The authority of agencies to administratively prosecute fraudsters is limited to frauds involving $150,000 or less from COVID-19 relief programs and the Justice Department is too preoccupied with cases of less than $1 million—a gap that needs to be closed. should, said the Pandemic Response Accountability Committee.
Michael Horowitz, the head of the committee and the Justice Department’s Inspector General, said the $150,000 limit is too low given the scope for fraud in businesses and programs set up to help people who have lost their jobs because of the pandemic. He is asking Congress to modify provisions in the law on fraud committed against the federal government, to increase the maximum amount of fraud claim that can be handled administratively to $1 million.
According to the committee, out of more than $5 trillion in pandemic relief spending, over $1 million have been awarded under $1 million.
Nationwide inspector generals focus on multimillion-dollar cases of alleged fraud that are handed over to the Justice Department for prosecution. Horowitz said he was not aware of any cases for less than $150,000, although he is aware of such cases that he is looking to administratively prosecute hundreds of thousands of dollars. He added that most US lawyers will not pursue cases under $1 million because they are overwhelmed by other fraud cases.
Republican Senator Chuck Grassley of Iowa is sponsoring a bill that will bring about change. It has bipartisan support, including co-sponsor Democratic Sen. Dick Durbin of Illinois, who is the chairman of the Senate Judiciary Committee.
The Pandemic Response Accountability Committee was created by Congress in March 2020. It brings together the Office of Inspector General to monitor pandemic relief emergency spending and investigate fraud and improper payments spread across more than 400 programs implemented by 40 federal agencies.
Its report to Congress stressed the need to make better use of the data the federal government already has and improve data collection, especially when the major recipients of the grants are using it with sub-recipients to follow up funding from the federal to the local level. share for.
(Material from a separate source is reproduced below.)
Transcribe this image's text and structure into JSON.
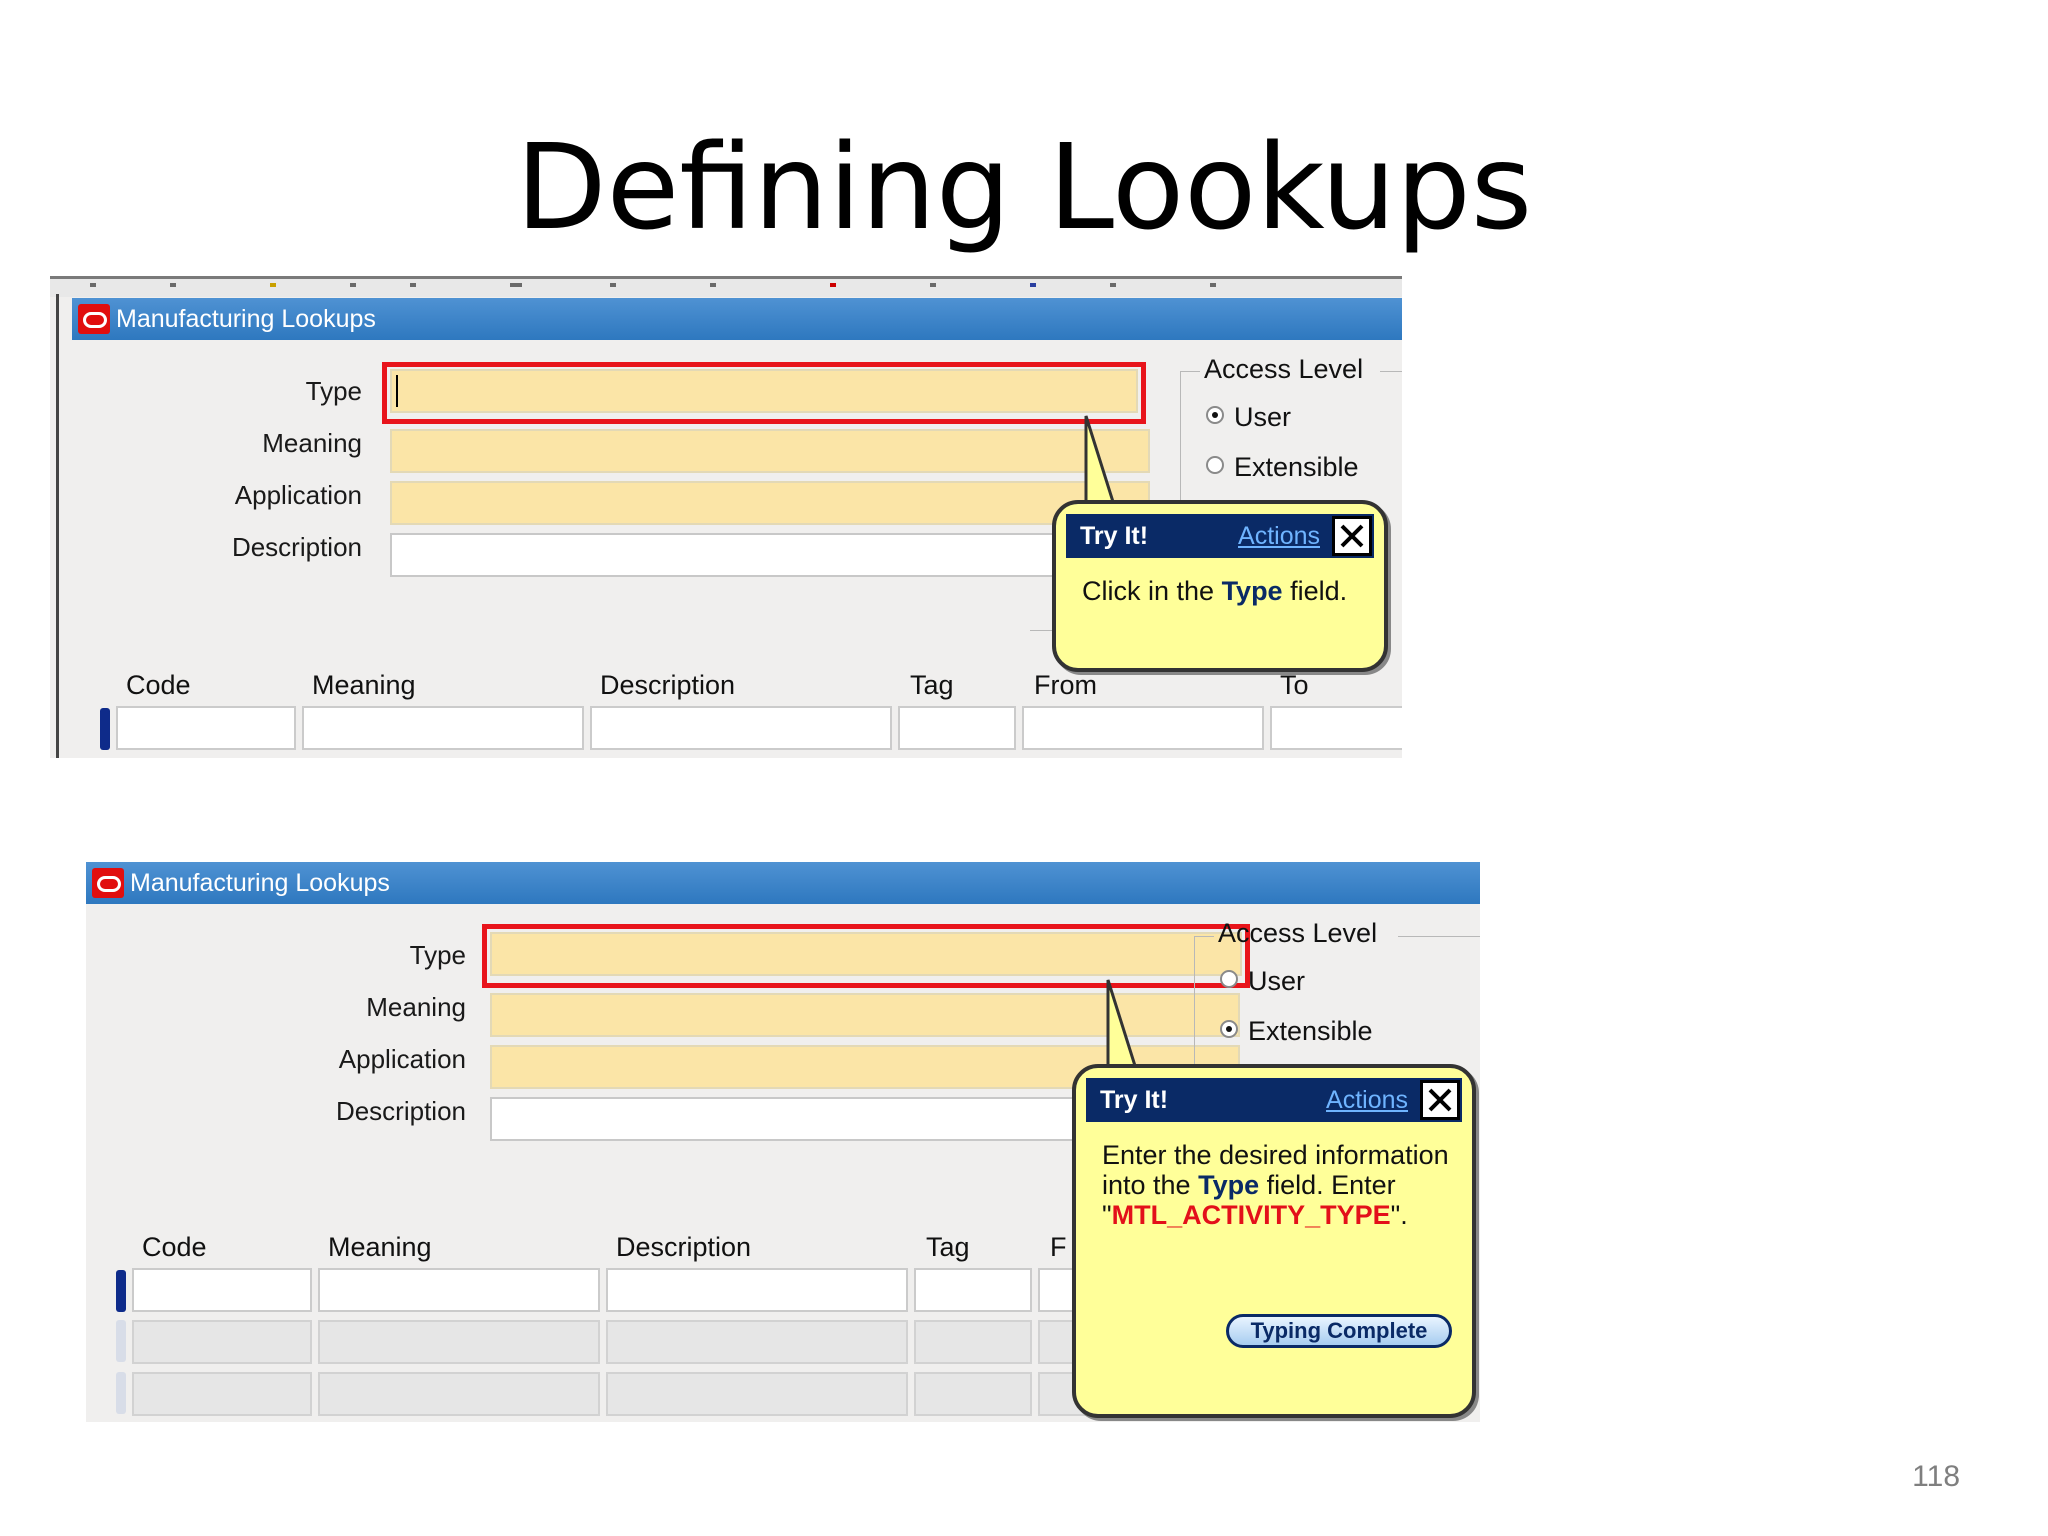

The report said billions of loans were paid out to potentially ineligible recipients at the start of the pandemic because the Small Business Administration had not checked the Treasury Department’s “do not pay” list, and billions of applicants with foreign IP addresses had Had gone. Horowitz said that “simple data matching” at the agency level should have flagged hundreds of applications using the same phone number from a gas station in Texas before the committee met.
“It shouldn’t be, right? An agency should be able to figure that out,” he said. “It’s not sophisticated data analysis.”
Horowitz said agencies have significantly improved their ability to verify eligibility for pandemic relief payments, but “there is still a significant way to go.” This prompted the committee to set up a data analytics center that Congress has asked to use when the federal government responds to future emergencies with relief spending.